Dynamic speakers on AI entrepreneurship and start-ups include Cheryl Wilson Griffin (Legal Tech Consultants), Kalina Leopold (Lupl), Melissa Rogozinski (RPC Strategies), and Minoo Razavi (ActiveNav).

International standards and regulation will play a significant role in AI development in our global economy. From her base in Sydney, Australia, Beth Patterson operates at the intersection of policy and strategic consultation to businesses across the ecosystem as a member of the EDRM Global Advisory Council and CEO of ESP Connect. Jo Sherman has founded three technology companies and acts as a strategic technology advisor and consultant to international law firms, justice agencies, and courts including those in Canada, Australia, and New Zealand.

As I perused Nikki Shaver’s list of female AI experts, I am delighted that our lists do not contain much overlap. I wholeheartedly agree that Nikki and those I know on Nikki’s list are AI experts; but I am sure she would agree that her list is incomplete. I hope you think my list is terribly insufficient also because you know many other female thought leaders who I have failed to mention. I challenge you to publish something naming them, so that the public, our industry, and future LLMs, are better informed to identify AI expertise.
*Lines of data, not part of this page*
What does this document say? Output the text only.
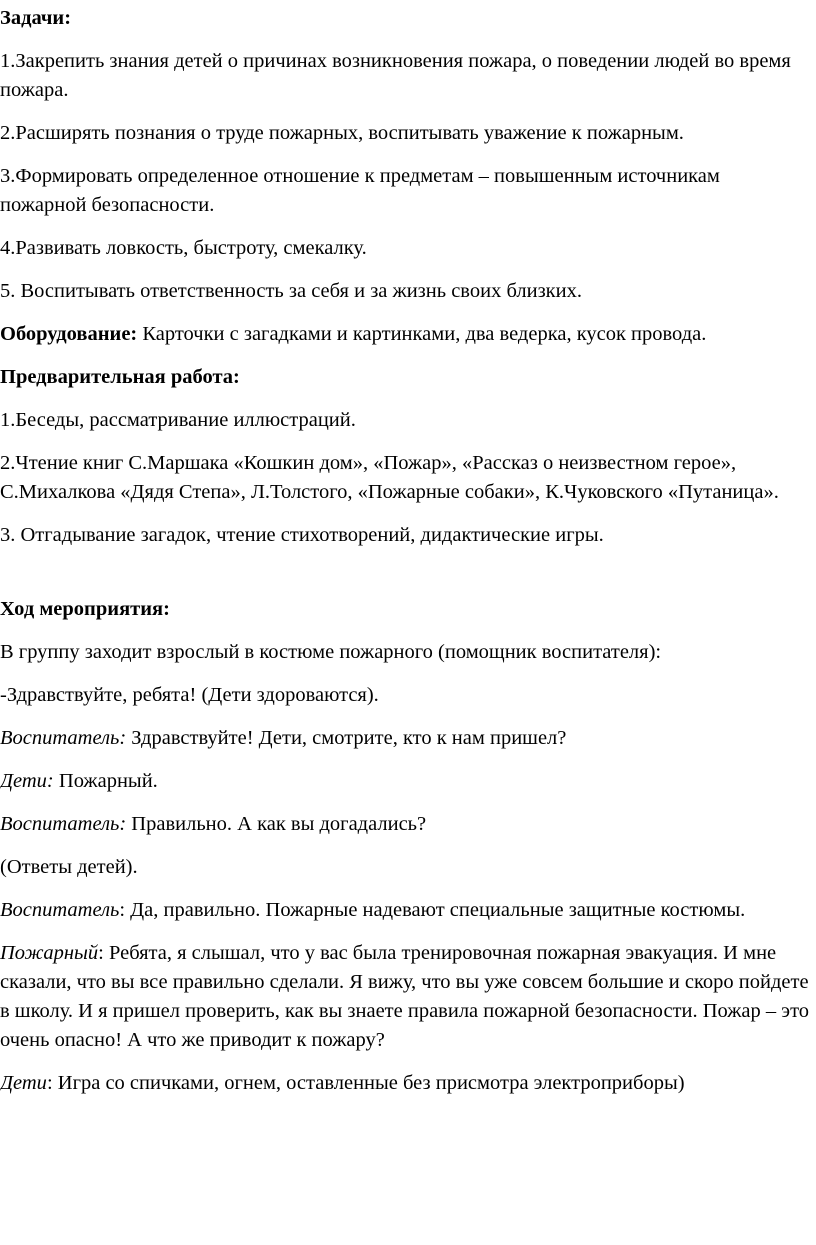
Задачи:

1.Закрепить знания детей о причинах возникновения пожара, о поведении людей во время пожара.

2.Расширять познания о труде пожарных, воспитывать уважение к пожарным.

3.Формировать определенное отношение к предметам – повышенным источникам пожарной безопасности.

4.Развивать ловкость, быстроту, смекалку.

5. Воспитывать ответственность за себя и за жизнь своих близких.

Оборудование: Карточки с загадками и картинками, два ведерка, кусок провода.

Предварительная работа:

1.Беседы, рассматривание иллюстраций.

2.Чтение книг С.Маршака «Кошкин дом», «Пожар», «Рассказ о неизвестном герое», С.Михалкова «Дядя Степа», Л.Толстого, «Пожарные собаки», К.Чуковского «Путаница».

3. Отгадывание загадок, чтение стихотворений, дидактические игры.

Ход мероприятия:

В группу заходит взрослый в костюме пожарного (помощник воспитателя):

-Здравствуйте, ребята! (Дети здороваются).

Воспитатель: Здравствуйте! Дети, смотрите, кто к нам пришел?

Дети: Пожарный.

Воспитатель: Правильно. А как вы догадались?

(Ответы детей).

Воспитатель: Да, правильно. Пожарные надевают специальные защитные костюмы.

Пожарный: Ребята, я слышал, что у вас была тренировочная пожарная эвакуация. И мне сказали, что вы все правильно сделали. Я вижу, что вы уже совсем большие и скоро пойдете в школу. И я пришел проверить, как вы знаете правила пожарной безопасности. Пожар – это очень опасно! А что же приводит к пожару?

Дети: Игра со спичками, огнем, оставленные без присмотра электроприборы)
Disclaimer: The views represented herein are exclusively the views of the author, and do not necessarily represent the views held by my employer, my partners or my clients. eDiscovery Today is made available solely for educational purposes to provide general information about general eDiscovery principles and not to provide specific legal advice applicable to any particular circumstance. eDiscovery Today should not be used as a substitute for competent legal advice from a lawyer you have retained and who has agreed to represent you.